When I was in debate, we learned about the argument tree. It has leaves (these are your opponent’s facts), branches (these are your opponent’s points), and a trunk (this is the viewpoint that underlies your opponent’s whole argument). You have an axe and need to get rid of the tree.

It’s really safe but also fairly ineffective to cut at the leaves. You’ll probably end up doing nothing, in the end. It’s more effective (but riskier) to attack the branches, you may actually even get somewhere that way, but it’s slow going. It’s most effective to hack at the trunk. If you can pull this off (and you won’t always be able to) then you’re guaranteed a win (and you’ll have won with style).

(Incidentally, I recommend debate for anyone who wants to improve their interview skills – it really forces you to think on your feet and improvise and many debaters will be willing to work with you to cut down on verbal tics like “um” and “like”)

Trying to get a coop job has a similar risk/reward curve to debating. You can throw out a lot of acronyms and skills and try and convince the hiring manager that you meet the minimum requirements for the job. This doesn’t really backfire, but it also isn’t going to make the hiring manager excited about you; good enough might be enough to get you a job, but only if someone more interesting doesn’t come along.

You can point out all the ways you made life better at your past coop. This is riskier – maybe you pick metrics that the job you’re applying to doesn’t care about or they decide that you didn’t have the requisite number of three letter acronyms. But it can pay off big time. You can make the hiring manager start to be invested in the idea of a coop with your qualifications and abilities and less willing to settle for just good enough.

Or you can take the time to really craft your resume and cover letter into a story about how you – your skills, experience and personality will make life better and more fun if you’re hired. Now the hiring manager is invested in the idea of having you there. They won’t settle for anyone else, no matter how many acronyms are on their resume. They’ll fight their bosses to get you.

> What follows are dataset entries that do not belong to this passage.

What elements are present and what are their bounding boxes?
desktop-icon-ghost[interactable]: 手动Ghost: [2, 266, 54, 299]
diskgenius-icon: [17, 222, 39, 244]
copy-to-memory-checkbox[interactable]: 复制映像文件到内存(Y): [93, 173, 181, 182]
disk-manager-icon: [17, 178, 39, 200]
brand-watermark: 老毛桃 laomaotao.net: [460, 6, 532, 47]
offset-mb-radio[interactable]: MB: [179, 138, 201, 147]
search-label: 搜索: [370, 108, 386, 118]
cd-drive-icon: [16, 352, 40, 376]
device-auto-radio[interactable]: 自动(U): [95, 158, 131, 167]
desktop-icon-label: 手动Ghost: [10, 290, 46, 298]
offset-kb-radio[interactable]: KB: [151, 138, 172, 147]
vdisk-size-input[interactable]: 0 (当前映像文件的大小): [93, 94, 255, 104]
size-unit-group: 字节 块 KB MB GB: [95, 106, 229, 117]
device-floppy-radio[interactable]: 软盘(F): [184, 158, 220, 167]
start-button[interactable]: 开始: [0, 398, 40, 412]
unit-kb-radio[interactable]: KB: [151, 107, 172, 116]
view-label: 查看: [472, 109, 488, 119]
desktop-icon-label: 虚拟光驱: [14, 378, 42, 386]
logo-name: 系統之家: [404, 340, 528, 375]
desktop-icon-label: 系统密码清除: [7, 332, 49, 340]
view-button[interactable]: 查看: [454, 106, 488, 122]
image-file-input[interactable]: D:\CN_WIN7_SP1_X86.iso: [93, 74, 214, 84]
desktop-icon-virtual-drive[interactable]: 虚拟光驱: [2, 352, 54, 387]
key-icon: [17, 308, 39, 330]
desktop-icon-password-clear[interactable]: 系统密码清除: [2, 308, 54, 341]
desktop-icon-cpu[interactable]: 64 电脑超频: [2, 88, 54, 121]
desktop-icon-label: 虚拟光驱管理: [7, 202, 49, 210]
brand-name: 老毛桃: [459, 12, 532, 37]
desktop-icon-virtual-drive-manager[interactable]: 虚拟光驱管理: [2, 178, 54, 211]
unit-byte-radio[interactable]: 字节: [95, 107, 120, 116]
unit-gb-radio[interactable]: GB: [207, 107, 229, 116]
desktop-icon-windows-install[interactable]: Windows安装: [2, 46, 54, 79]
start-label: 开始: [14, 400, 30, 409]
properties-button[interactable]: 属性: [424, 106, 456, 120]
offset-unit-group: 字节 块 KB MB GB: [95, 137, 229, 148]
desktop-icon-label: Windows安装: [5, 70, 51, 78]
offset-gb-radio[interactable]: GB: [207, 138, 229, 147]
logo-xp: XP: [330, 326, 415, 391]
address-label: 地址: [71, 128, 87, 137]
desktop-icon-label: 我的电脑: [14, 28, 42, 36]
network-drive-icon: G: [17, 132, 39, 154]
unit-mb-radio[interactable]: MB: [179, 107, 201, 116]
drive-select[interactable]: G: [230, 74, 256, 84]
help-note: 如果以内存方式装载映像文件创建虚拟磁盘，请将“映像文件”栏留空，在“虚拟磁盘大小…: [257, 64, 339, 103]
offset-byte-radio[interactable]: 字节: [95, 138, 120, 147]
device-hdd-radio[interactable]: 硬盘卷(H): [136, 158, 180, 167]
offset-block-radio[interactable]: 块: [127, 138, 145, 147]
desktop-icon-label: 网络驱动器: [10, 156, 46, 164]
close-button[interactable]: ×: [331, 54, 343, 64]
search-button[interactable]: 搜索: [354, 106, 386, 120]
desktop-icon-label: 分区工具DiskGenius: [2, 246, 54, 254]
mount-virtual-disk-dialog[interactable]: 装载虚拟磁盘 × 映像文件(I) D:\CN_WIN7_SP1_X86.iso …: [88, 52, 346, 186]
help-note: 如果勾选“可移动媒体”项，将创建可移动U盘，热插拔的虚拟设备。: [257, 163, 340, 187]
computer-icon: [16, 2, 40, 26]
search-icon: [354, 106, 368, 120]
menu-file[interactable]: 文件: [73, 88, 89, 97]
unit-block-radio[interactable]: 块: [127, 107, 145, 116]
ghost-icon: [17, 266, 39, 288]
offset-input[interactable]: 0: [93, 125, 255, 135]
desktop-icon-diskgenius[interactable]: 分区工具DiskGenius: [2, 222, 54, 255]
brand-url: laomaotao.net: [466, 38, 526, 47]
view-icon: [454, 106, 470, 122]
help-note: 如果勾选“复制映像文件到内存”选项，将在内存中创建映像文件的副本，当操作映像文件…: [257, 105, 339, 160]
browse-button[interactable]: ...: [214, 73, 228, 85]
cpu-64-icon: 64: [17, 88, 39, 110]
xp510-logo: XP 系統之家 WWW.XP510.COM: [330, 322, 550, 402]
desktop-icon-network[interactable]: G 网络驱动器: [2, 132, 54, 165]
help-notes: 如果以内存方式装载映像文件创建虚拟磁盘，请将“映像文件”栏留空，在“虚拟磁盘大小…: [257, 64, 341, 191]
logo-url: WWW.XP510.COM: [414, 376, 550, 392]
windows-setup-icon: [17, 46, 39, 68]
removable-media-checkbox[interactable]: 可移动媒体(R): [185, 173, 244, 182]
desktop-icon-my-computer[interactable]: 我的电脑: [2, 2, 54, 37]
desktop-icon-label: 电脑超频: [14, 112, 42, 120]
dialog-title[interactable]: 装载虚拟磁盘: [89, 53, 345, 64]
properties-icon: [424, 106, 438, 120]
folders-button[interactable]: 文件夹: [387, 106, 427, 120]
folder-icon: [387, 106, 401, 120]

This won’t work everywhere. Some people will find you grating and that sucks. I mean, it’s probably better to find that out before you commit to working with them, but it still sucks. But when this works, it works. I’ve had friends offered extra salary if they ditch other offers. I’ve seen new coop positions created just for people who’ve pulled this off. If you can do this, you’re golden.

On Failure and Second Chances

I read through 200 resumes this week and 185 of them annoyed me in some way. Maybe they applied without any of the qualifications I was looking for. Maybe they said “familiar with” one too many times. Maybe they used a form cover letter, or addressed the cover letter to the wrong person. Whatever they did, I closed their resume in annoyance or disgust.

I don’t remember the name of a single person who annoyed me. If they were to take all this advice and apply again next year, they’d get an interview. In order to screw up memorably, you have to try. Like seriously try. Threaten to hurt us if we don’t interview you. Try and bribe us. Talk about how much smarter you are than us and how you could run our company better. Do one of those things and we’d remember you. But garden variety screw-ups just don’t cut it, not when I have 200 resumes to go through.

I remembered one name at the end of the process. Want to know why? They wrote an excellent cover letter that was clearly targeted right at us. They showed a sense of humour. They didn’t pad their resume at all. They mostly listed relevant skills. They did everything right, but it looked like I wouldn’t be able to interview them anyway, because they didn’t quite have the experience we were looking for.

That was the name I remembered.

Anyway, the point of this story is that if you make a good impression you’ll probably be remembered, but if you screw up a resume in a way that feels horrible to you, don’t worry. It’s a disaster to you, but to us it’s pretty routine. We’re not going to blacklist you.